I was born in 1958 and turned 58 in June, so for the next five months my age coincides with the year of my birth. Does any significance attach to this pleasing symmetry? If you were born in 1904 then the numerological rhyme would be achieved at four years old, before you were in any position to appreciate it. If you were born in 1990 then the chances are you will never manage this brief docking of age and year; of course the odds are better than they would have been if you were born in 1890 but it’s unlikely you’ll feel some pivotal moment has been reached. Which is how it seems to me. But the feeling of passive accomplishment, that I have somehow come into my own, is undermined by its corollary: that I must soon drift away from myself as birth-year and age move steadily out of alignment. So I send special greetings to near-contemporaries who were born on 5.8.58 and turn 58 on 5 August. Is there a word or name for this brief intersection of starting point and cumulative total? Or is this fascination the last gasp of my capacity for mental arithmetic which means that, without a calculator, I can only perform the simplest equation whereby 58 = 58?
I don’t have reliable stats to hand but am tempted to announce that the moment of peak tattoo has passed. It’s not that people will stop getting inked but the number of new tats — steadily increasing over the last two decades — is now falling. The reasons for both prior increase and current decrease are obvious. For a long while, as fresh tattoos began appearing, they looked increasingly cool — and so more and more people wanted their own piece of the action. It’s a version of the multiplier effect that lifts economies out of recession. The actual tats often looked quite ugly but the idea seemed tempting. They had the glow of ripe fruit at a market, and every day the display was replenished with newer and fresher fruit. But the tattoo fad has been going on for so long that we now have widespread evidence of how things look when ink and flesh are no longer fresh. With every day that goes by more and more tattoos from this 20-year trend become old, blurred, faded and sad. Each day advertisements subtly assume the look and role of deterrents. Speaking personally, my frequent lament — ‘I wish I’d got a tattoo’ — has turned into ‘I’m glad I didn’t.’ I never got one because although I wanted a witty tattoo I was always conscious that if I went ahead with the only gag I could think of — ‘I knew I’d regret this’ — the joke would be on me.
My father-in-law has a wonderful library, full of books I’d like to read. Except they’re mainly dreary old editions with fading covers and brown, slightly brittle pages. His library makes Scott Fitzgerald look like a contemporary of Balzac, whereas mine… Well, I see now that plenty of the items on the shelves have been around for 30 years or more and, like old tattoos, are starting to fade.
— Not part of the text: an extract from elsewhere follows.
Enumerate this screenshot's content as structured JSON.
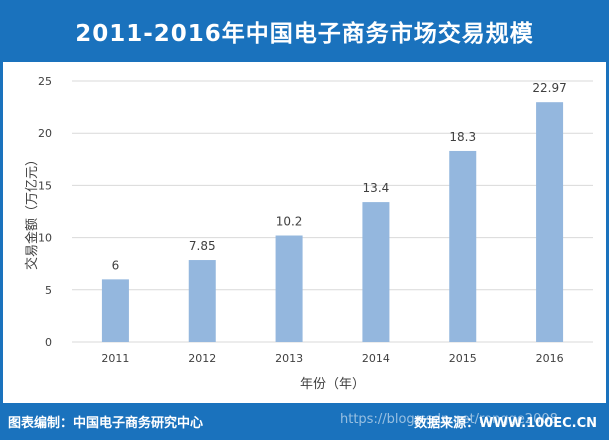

Former hipsters like Foucault and Barthes now share a dusty resemblance to the likes of Matthew Arnold and F.R. Leavis, whom they were alleged to have rendered obsolete. Even those stars of the Penguin Modern Classics — The Counterfeiters, The Waves, Nausea — are looking less sprightly than more recent acquisitions. In keeping with this, some have started to die off and disappear. What happened, for example, to my edition of Ralph Ellison’s Invisible Man with the Ben Shahn pen-and-ink drawing on the cover? It was one thing to briefly enjoy the way that it seemed to have become invisible, another to accept that it was missing, presumed lost. I reluctantly bought a new copy and was struck by how dreary the fresh-faced Ellison made his long-time neighbours (Umberto Eco, George Eliot) seem in comparison.
I’m just back from Paris, where I was teaching a creative writing course. It was very social with many dinners in great restaurants. I was staying in the Marais, near where I lived in the early 1990s. Looking back to that time, a quarter of a century ago, I ask a simple question: how did I endure it? I knew almost no one, lived in a wretched apartment, couldn’t speak French and hated the ubiquitous smoking. It was utterly wretched. All I did was stroll around and watch people in cafés living the life I wished were mine: i.e. sitting in a café with a French girlfriend (who didn’t smoke). I got practically no work done but I butched it out. A highlight of each wretched day was having a lonely grand crème on a café terrace even though Paris, I see now, has the most wretched coffee of any major European city. Life, wrote Kierkegaard in my (t)rusty old edition, must be lived forwards but can only be understood backwards. Except it can’t be understood backwards either.